Seine Kundschaft komme aus der ganzen Region und sei auf Autos angewiesen, sagt etwa Friseur Thommy Stöber. Fielen Stellplätze weg, werde sein Geschäft zurückgehen. Die Stadt müsse als Ausgleich ein Parkhaus oder eine Tiefgarage bauen, sagte Goldschmied Tibor Altmann. Auch sei der Grüneburgweg so breit, dass es eine Lösung für Radfahrende und Autos gebe, ohne Parkplätze zu streichen.

Auf dem Grüneburgweg gebe es keine Unfälle mit Radfahrenden und Autos, zweifelte ein Einzelhändler die Notwendigkeit des Umbaus an. Dem widersprach Bertram Giebeler vom Allgemeinen Deutschen Fahrrad-Club (ADFC). Er höre viele Klagen, „der Grüneburgweg ist verbesserungswürdig“. Würden Parkplätze gestrichen, sei dies nicht schlimm. Es entfielen Dauerparkplätze, dafür werde es künftig Kurzzeitparkplätze geben.

Laut Giebeler könnte der Einzelhandel mit mehr Zulauf rechnen, da die Straße für Leute, die zu Fuß oder mit dem Rad unterwegs sind, interessanter werde. Grünen-Politikerin Melanie Gräßner verwies auf Studien und Erfahrungen aus anderen Städten, in denen vergleichbare Veränderungen positive Auswirkungen hätten. Demnach kauften Radfahrende zwar weniger, aber dafür hochwertiger, häufiger und lokaler ein.

Gewerbetreibende des Kettenhofwegs kritisierten vor allem die geplante Umkehrung der Einbahnstraßenregelung zwischen Schumann- und Beethovenstraße. Dadurch müsste ihre Kundschaft lange Umwege in Kauf nehmen, sagte eine Apothekerin, was für mehr Abgase sorge. Auch könne der Supermarkt nicht mehr beliefert werden, der für die Nahversorgung essenziell sei.

Beide Straßen gehören zu insgesamt elf Nebenstraßen, die – basierend auf dem Radentscheid und einem Stadtverordnetenbeschluss – sicherer für Radfahrende werden sollen.
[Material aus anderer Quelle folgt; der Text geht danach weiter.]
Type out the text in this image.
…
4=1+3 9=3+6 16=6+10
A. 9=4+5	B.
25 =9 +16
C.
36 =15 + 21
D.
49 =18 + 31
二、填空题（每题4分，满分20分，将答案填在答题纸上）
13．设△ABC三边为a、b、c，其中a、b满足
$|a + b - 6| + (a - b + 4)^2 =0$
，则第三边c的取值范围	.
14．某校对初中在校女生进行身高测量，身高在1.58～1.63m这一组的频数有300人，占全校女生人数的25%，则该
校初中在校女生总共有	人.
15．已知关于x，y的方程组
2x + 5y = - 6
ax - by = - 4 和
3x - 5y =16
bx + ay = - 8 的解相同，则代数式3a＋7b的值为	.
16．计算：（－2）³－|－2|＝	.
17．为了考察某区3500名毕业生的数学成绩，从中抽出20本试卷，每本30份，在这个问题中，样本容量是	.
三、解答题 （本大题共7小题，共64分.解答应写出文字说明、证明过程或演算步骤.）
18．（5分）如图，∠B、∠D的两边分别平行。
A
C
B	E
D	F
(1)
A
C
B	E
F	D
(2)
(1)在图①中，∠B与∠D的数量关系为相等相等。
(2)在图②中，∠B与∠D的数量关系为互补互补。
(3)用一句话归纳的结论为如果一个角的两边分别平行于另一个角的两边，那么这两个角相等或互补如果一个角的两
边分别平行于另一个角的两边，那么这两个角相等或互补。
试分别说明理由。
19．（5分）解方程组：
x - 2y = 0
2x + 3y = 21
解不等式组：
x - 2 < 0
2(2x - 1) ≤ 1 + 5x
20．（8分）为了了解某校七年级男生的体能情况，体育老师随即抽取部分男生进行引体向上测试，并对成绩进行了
Eine Entscheidung, wie sie im Detail umgestaltet werden sollen, hat der Ortsbeirat am Mittwoch nicht getroffen. Erst in der Dezember-Sitzung will er über entsprechende Anträge beraten. Mitglieder verschiedener Fraktionen sicherten zu, die Bedenken ernst zu nehmen.

Der Ortsbeirat nehme sich viel Zeit für die Beratung, sagte Vorsteher Thomas Gutmann (Grüne). In zwei Veranstaltungen seien die Pläne für die Straßen präsentiert worden. Der aktuelle Stand sei im Internet einsehbar, auch gebe es für jede Straße eine E-Mail-Adresse, um Anregungen und Kritik äußern zu können.